Having found numerous breaches, the court turned its attention to remedies. Many practitioners and academics reflecting on this dispute had predicted that the court might find a breach but be unwilling to enter an injunction. They were wrong. The Chancellor warned that "[u]nless both parties to a contract have their reasonable expectations respected by the courts, then contracts will not serve their intended purpose. Ultimately, disrespecting contracts seems to threaten far more harm to investors in a capitalist economy than it does good." As a result, the court ordered the relief requested by Vulcan: a four-month injunction barring Martin Marietta from persisting with its proxy fight and exchange offer. Because Vulcan's annual meeting is set for June, this order likely will have the effect of deterring a bid for a full year.
By shutting down Martin Marietta's hostile attack on Vulcan, the Delaware Court of Chancery once again flexed its considerable remedial muscle and demonstrated Delaware's strong commitment to the strict enforcement of contracts. The decision should serve as a warning to any company entering into negotiations that it should involve counsel at an early stage to review carefully all terms of proposed confidentiality agreements, as provisions respecting the use and disclosure of material obtained in those negotiations can have broad and lasting effects even though they may not expressly prohibit such actions as launching an unsolicited takeover offer. In particular, this decision is a cautionary reminder that potential acquirers may foreclose their ability to pursue a hostile bid by entering into a customary confidentiality agreement with the target company.

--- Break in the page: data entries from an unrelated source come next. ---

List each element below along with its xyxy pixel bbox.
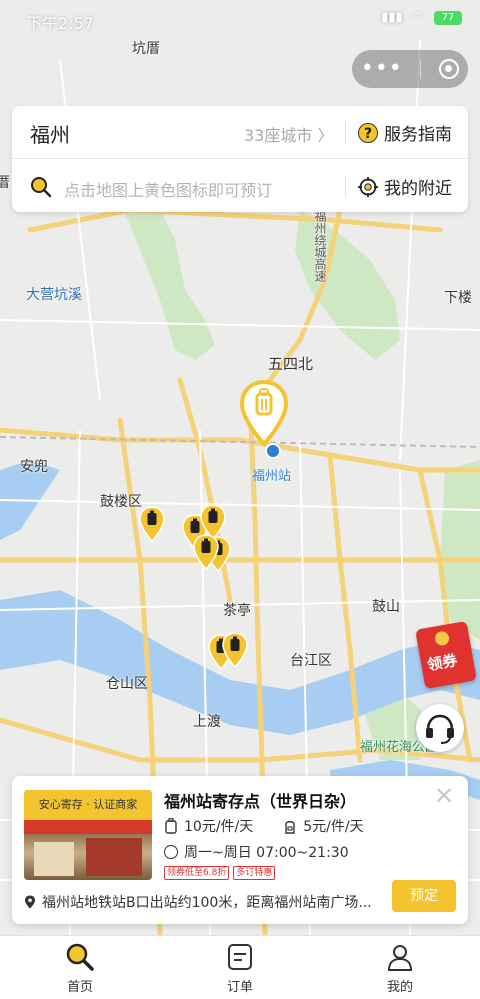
selected-location-pin-icon[interactable] <box>239 379 289 447</box>
search-row: 点击地图上黄色图标即可预订 我的附近 <box>12 159 468 212</box>
map-label-taijiang: 台江区 <box>290 653 332 669</box>
map-label-gushan: 鼓山 <box>372 599 400 615</box>
shop-name: 福州站寄存点（世界日杂） <box>164 792 357 811</box>
city-count-link[interactable]: 33座城市 〉 <box>244 122 333 146</box>
coupon-label: 领券 <box>425 651 459 675</box>
map-label-road: 福州绕城高速 <box>313 210 327 282</box>
map-label-left-edge: 厝 <box>0 175 10 191</box>
nearby-label: 我的附近 <box>384 179 452 199</box>
more-dots-icon[interactable]: ••• <box>361 58 403 80</box>
locate-icon <box>358 176 378 197</box>
status-icons: ▮▮▮ ◠ 77 <box>381 10 462 25</box>
storefront-door <box>86 838 142 876</box>
map-label-fuzhou-station: 福州站 <box>252 469 292 484</box>
wifi-icon: ◠ <box>412 10 424 25</box>
search-input[interactable]: 点击地图上黄色图标即可预订 <box>64 177 272 201</box>
hours-row: 周一~周日 07:00~21:30 <box>164 842 349 862</box>
suitcase-icon <box>165 818 177 834</box>
tab-bar: 首页 订单 我的 <box>0 935 480 999</box>
customer-service-button[interactable] <box>416 704 464 752</box>
battery-icon: 77 <box>434 10 462 25</box>
storefront-sign <box>24 820 152 834</box>
map-label-dayingkengxi: 大营坑溪 <box>26 287 82 303</box>
tab-profile[interactable]: 我的 <box>320 936 480 999</box>
map-label-wusibei: 五四北 <box>268 355 314 373</box>
search-card: 福州 33座城市 〉 ? 服务指南 点击地图上黄色图标即可预订 我的附近 <box>12 106 468 212</box>
question-icon: ? <box>358 122 378 143</box>
tab-home-label: 首页 <box>66 980 93 995</box>
address-row: 福州站地铁站B口出站约100米，距离福州站南广场... <box>24 892 372 912</box>
mini-program-capsule[interactable]: ••• <box>352 50 468 88</box>
promo-badge-discount: 领券低至6.8折 <box>164 866 230 880</box>
shop-card[interactable]: 安心寄存 · 认证商家 福州站寄存点（世界日杂） ✕ 10元/件/天 5元/件/… <box>12 776 468 924</box>
storage-pin-icon[interactable] <box>139 506 165 543</box>
tab-home[interactable]: 首页 <box>0 936 160 999</box>
shop-photo: 安心寄存 · 认证商家 <box>24 790 152 880</box>
close-target-icon[interactable] <box>439 59 460 79</box>
coupon-seal-icon <box>433 630 451 647</box>
tab-orders[interactable]: 订单 <box>160 936 320 999</box>
map-label-cangshan: 仓山区 <box>106 676 148 692</box>
storefront-window <box>34 842 74 876</box>
tab-orders-label: 订单 <box>226 980 253 995</box>
promo-badges: 领券低至6.8折 多订特惠 <box>164 866 276 880</box>
storage-pin-icon[interactable] <box>193 534 219 571</box>
price-small-luggage: 5元/件/天 <box>303 819 364 835</box>
map-label-chating: 茶亭 <box>223 603 251 619</box>
promo-badge-multi: 多订特惠 <box>233 866 276 880</box>
status-bar: 下午2:57 ▮▮▮ ◠ 77 <box>0 0 480 40</box>
headset-icon <box>426 714 454 744</box>
divider <box>345 122 346 144</box>
close-icon[interactable]: ✕ <box>434 784 454 808</box>
city-row: 福州 33座城市 〉 ? 服务指南 <box>12 106 468 159</box>
search-icon <box>66 943 94 971</box>
signal-icon: ▮▮▮ <box>381 10 403 25</box>
shop-address: 福州站地铁站B口出站约100米，距离福州站南广场... <box>42 895 372 911</box>
storage-pin-icon[interactable] <box>222 632 248 669</box>
map-label-anmian: 安兜 <box>20 459 48 475</box>
location-pin-icon <box>25 895 35 909</box>
opening-hours: 周一~周日 07:00~21:30 <box>184 845 349 861</box>
clock-icon <box>164 845 178 859</box>
divider <box>345 175 346 197</box>
map-label-xialou: 下楼 <box>444 290 472 306</box>
map-label-kengcuo: 坑厝 <box>132 41 160 57</box>
map-label-gulou: 鼓楼区 <box>100 494 142 510</box>
verified-tag: 安心寄存 · 认证商家 <box>24 790 152 820</box>
user-icon <box>387 945 413 971</box>
capsule-divider <box>420 59 422 79</box>
service-guide-button[interactable]: ? 服务指南 <box>358 120 452 145</box>
status-time: 下午2:57 <box>26 14 94 33</box>
map-label-shangdu: 上渡 <box>193 714 221 730</box>
coupon-button[interactable]: 领券 <box>415 620 477 690</box>
backpack-icon <box>285 821 295 834</box>
city-count-label: 33座城市 <box>244 126 313 145</box>
chevron-right-icon: 〉 <box>317 126 334 145</box>
price-row: 10元/件/天 5元/件/天 <box>164 816 364 836</box>
order-icon <box>228 944 252 970</box>
search-icon <box>31 177 52 198</box>
service-guide-label: 服务指南 <box>384 125 452 145</box>
book-button[interactable]: 预定 <box>392 880 456 912</box>
city-name[interactable]: 福州 <box>30 119 70 148</box>
nearby-button[interactable]: 我的附近 <box>358 174 452 199</box>
price-large-luggage: 10元/件/天 <box>184 819 254 835</box>
tab-profile-label: 我的 <box>386 980 413 995</box>
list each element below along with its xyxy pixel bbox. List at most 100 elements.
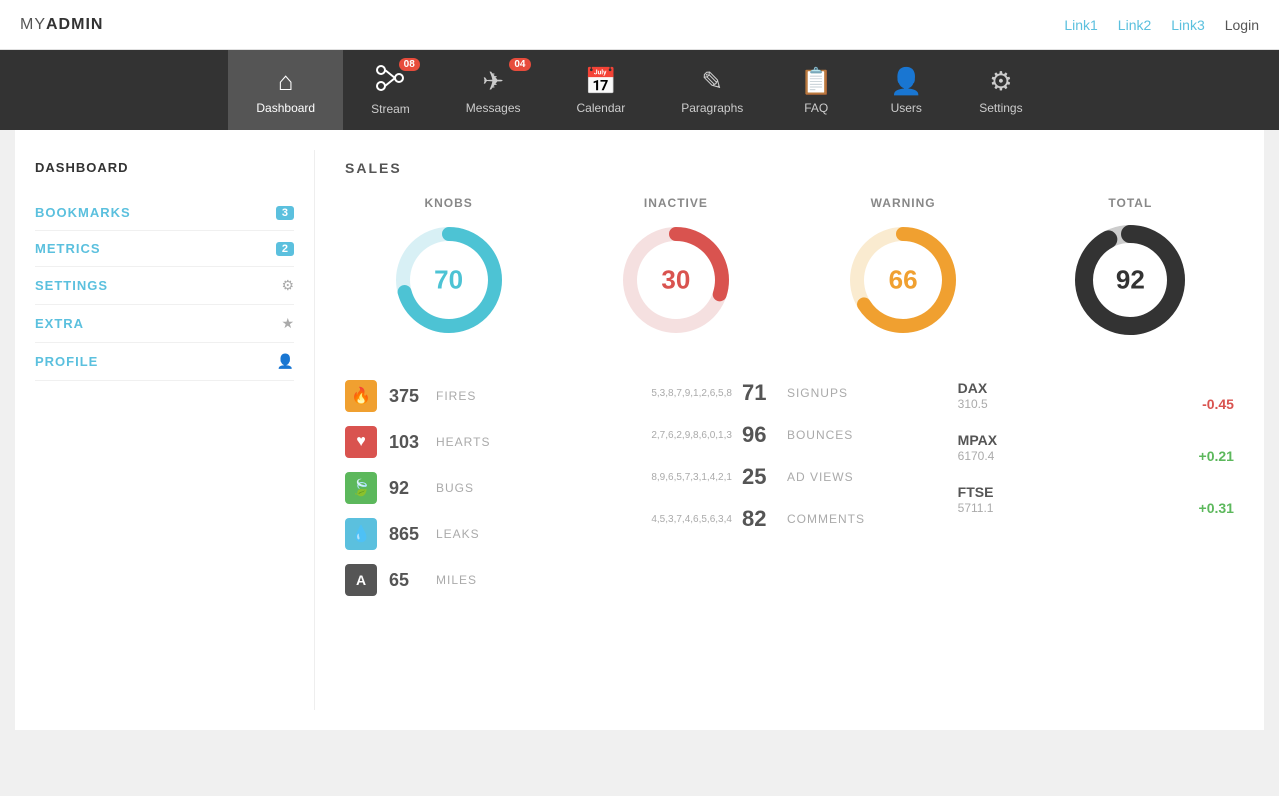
nav-label-messages: Messages (466, 101, 521, 115)
link2[interactable]: Link2 (1118, 17, 1151, 33)
sidebar-label-profile: PROFILE (35, 354, 98, 369)
comments-value: 82 (742, 506, 777, 532)
donut-total: 92 (1070, 220, 1190, 340)
stat-hearts: ♥ 103 HEARTS (345, 426, 621, 458)
dashboard-icon: ⌂ (278, 66, 294, 97)
miles-label: MILES (436, 573, 477, 587)
nav-bar: ⌂ Dashboard 08 Stream 04 ✈ Messages 📅 Ca… (0, 50, 1279, 130)
nav-item-users[interactable]: 👤 Users (861, 50, 951, 130)
sidebar-item-metrics[interactable]: METRICS 2 (35, 231, 294, 267)
leaks-icon: 💧 (351, 524, 371, 544)
nav-item-stream[interactable]: 08 Stream (343, 50, 438, 130)
leaks-label: LEAKS (436, 527, 480, 541)
sidebar: DASHBOARD BOOKMARKS 3 METRICS 2 SETTINGS… (15, 150, 315, 710)
donut-value-inactive: 30 (661, 265, 690, 296)
nav-item-paragraphs[interactable]: ✎ Paragraphs (653, 50, 771, 130)
sidebar-label-settings: SETTINGS (35, 278, 108, 293)
sidebar-badge-bookmarks: 3 (276, 206, 294, 220)
fires-label: FIRES (436, 389, 476, 403)
donut-knobs: 70 (389, 220, 509, 340)
chart-total: TOTAL 92 (1070, 196, 1190, 340)
hearts-icon: ♥ (356, 433, 366, 451)
dax-value-row: 310.5 -0.45 (958, 396, 1234, 412)
stats-section: 🔥 375 FIRES ♥ 103 HEARTS 🍃 (345, 380, 1234, 610)
star-icon: ★ (281, 315, 294, 332)
nav-label-paragraphs: Paragraphs (681, 101, 743, 115)
chart-warning: WARNING 66 (843, 196, 963, 340)
sales-section-title: SALES (345, 160, 1234, 176)
nav-item-messages[interactable]: 04 ✈ Messages (438, 50, 549, 130)
stock-dax: DAX 310.5 -0.45 (958, 380, 1234, 412)
sidebar-item-bookmarks-left: BOOKMARKS (35, 205, 131, 220)
paragraphs-icon: ✎ (701, 66, 723, 97)
sidebar-item-extra-left: EXTRA (35, 316, 84, 331)
link1[interactable]: Link1 (1064, 17, 1097, 33)
stat-bugs: 🍃 92 BUGS (345, 472, 621, 504)
link3[interactable]: Link3 (1171, 17, 1204, 33)
stock-mpax: MPAX 6170.4 +0.21 (958, 432, 1234, 464)
nav-label-settings: Settings (979, 101, 1022, 115)
adviews-numbers: 8,9,6,5,7,3,1,4,2,1 (651, 472, 732, 483)
ftse-value-row: 5711.1 +0.31 (958, 500, 1234, 516)
ftse-price: 5711.1 (958, 501, 994, 515)
top-links: Link1 Link2 Link3 Login (1064, 17, 1259, 33)
donut-value-warning: 66 (889, 265, 918, 296)
faq-icon: 📋 (800, 66, 832, 97)
chart-inactive: INACTIVE 30 (616, 196, 736, 340)
donut-warning: 66 (843, 220, 963, 340)
bounces-value: 96 (742, 422, 777, 448)
main-panel: SALES KNOBS 70 INACTIVE (315, 150, 1264, 710)
nav-item-calendar[interactable]: 📅 Calendar (549, 50, 654, 130)
nav-label-faq: FAQ (804, 101, 828, 115)
leaks-icon-box: 💧 (345, 518, 377, 550)
bugs-icon: 🍃 (351, 478, 371, 498)
ftse-name: FTSE (958, 484, 1234, 500)
comments-label: COMMENTS (787, 512, 865, 526)
nav-label-users: Users (891, 101, 922, 115)
nav-item-dashboard[interactable]: ⌂ Dashboard (228, 50, 343, 130)
settings-icon: ⚙ (989, 66, 1012, 97)
stat-signups: 5,3,8,7,9,1,2,6,5,8 71 SIGNUPS (651, 380, 927, 406)
sidebar-item-extra[interactable]: EXTRA ★ (35, 305, 294, 343)
users-icon: 👤 (890, 66, 922, 97)
hearts-value: 103 (389, 432, 424, 453)
chart-label-knobs: KNOBS (424, 196, 472, 210)
brand-prefix: MY (20, 16, 46, 33)
stock-ftse: FTSE 5711.1 +0.31 (958, 484, 1234, 516)
miles-value: 65 (389, 570, 424, 591)
sidebar-item-metrics-left: METRICS (35, 241, 101, 256)
hearts-label: HEARTS (436, 435, 490, 449)
fires-icon: 🔥 (351, 386, 371, 406)
profile-icon: 👤 (277, 353, 294, 370)
sparkline-stats-col: 5,3,8,7,9,1,2,6,5,8 71 SIGNUPS 2,7,6,2,9… (651, 380, 927, 610)
dax-price: 310.5 (958, 397, 988, 411)
stat-comments: 4,5,3,7,4,6,5,6,3,4 82 COMMENTS (651, 506, 927, 532)
messages-badge: 04 (509, 58, 530, 71)
stat-leaks: 💧 865 LEAKS (345, 518, 621, 550)
miles-icon-box: A (345, 564, 377, 596)
sidebar-item-profile[interactable]: PROFILE 👤 (35, 343, 294, 381)
messages-icon: ✈ (482, 66, 504, 97)
sidebar-badge-metrics: 2 (276, 242, 294, 256)
nav-label-stream: Stream (371, 102, 410, 116)
mpax-value-row: 6170.4 +0.21 (958, 448, 1234, 464)
sidebar-item-settings[interactable]: SETTINGS ⚙ (35, 267, 294, 305)
chart-label-warning: WARNING (871, 196, 936, 210)
calendar-icon: 📅 (585, 66, 617, 97)
stat-bounces: 2,7,6,2,9,8,6,0,1,3 96 BOUNCES (651, 422, 927, 448)
donut-inactive: 30 (616, 220, 736, 340)
bugs-label: BUGS (436, 481, 474, 495)
bounces-numbers: 2,7,6,2,9,8,6,0,1,3 (651, 430, 732, 441)
sidebar-label-extra: EXTRA (35, 316, 84, 331)
nav-label-dashboard: Dashboard (256, 101, 315, 115)
comments-numbers: 4,5,3,7,4,6,5,6,3,4 (651, 514, 732, 525)
nav-item-faq[interactable]: 📋 FAQ (771, 50, 861, 130)
dax-change: -0.45 (1202, 396, 1234, 412)
sidebar-item-bookmarks[interactable]: BOOKMARKS 3 (35, 195, 294, 231)
nav-item-settings[interactable]: ⚙ Settings (951, 50, 1050, 130)
bounces-label: BOUNCES (787, 428, 853, 442)
login-link[interactable]: Login (1225, 17, 1259, 33)
ftse-change: +0.31 (1199, 500, 1234, 516)
stock-stats-col: DAX 310.5 -0.45 MPAX 6170.4 +0.21 (958, 380, 1234, 610)
adviews-value: 25 (742, 464, 777, 490)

Furthermore, although this decision required Martin Marietta to halt its hostile exchange offer and proxy solicitation temporarily, potential sellers should not take this decision to mean that every confidentiality agreement restricting the use and disclosure of information exchanged between the parties in furtherance of a transaction will, as a matter of law, contain an implicit standstill provision, since the decision was highly dependent on the specific facts of this case. Both potential acquirers and sellers should consult with counsel in drafting and negotiating confidentiality agreements in order to safeguard against unintended consequences.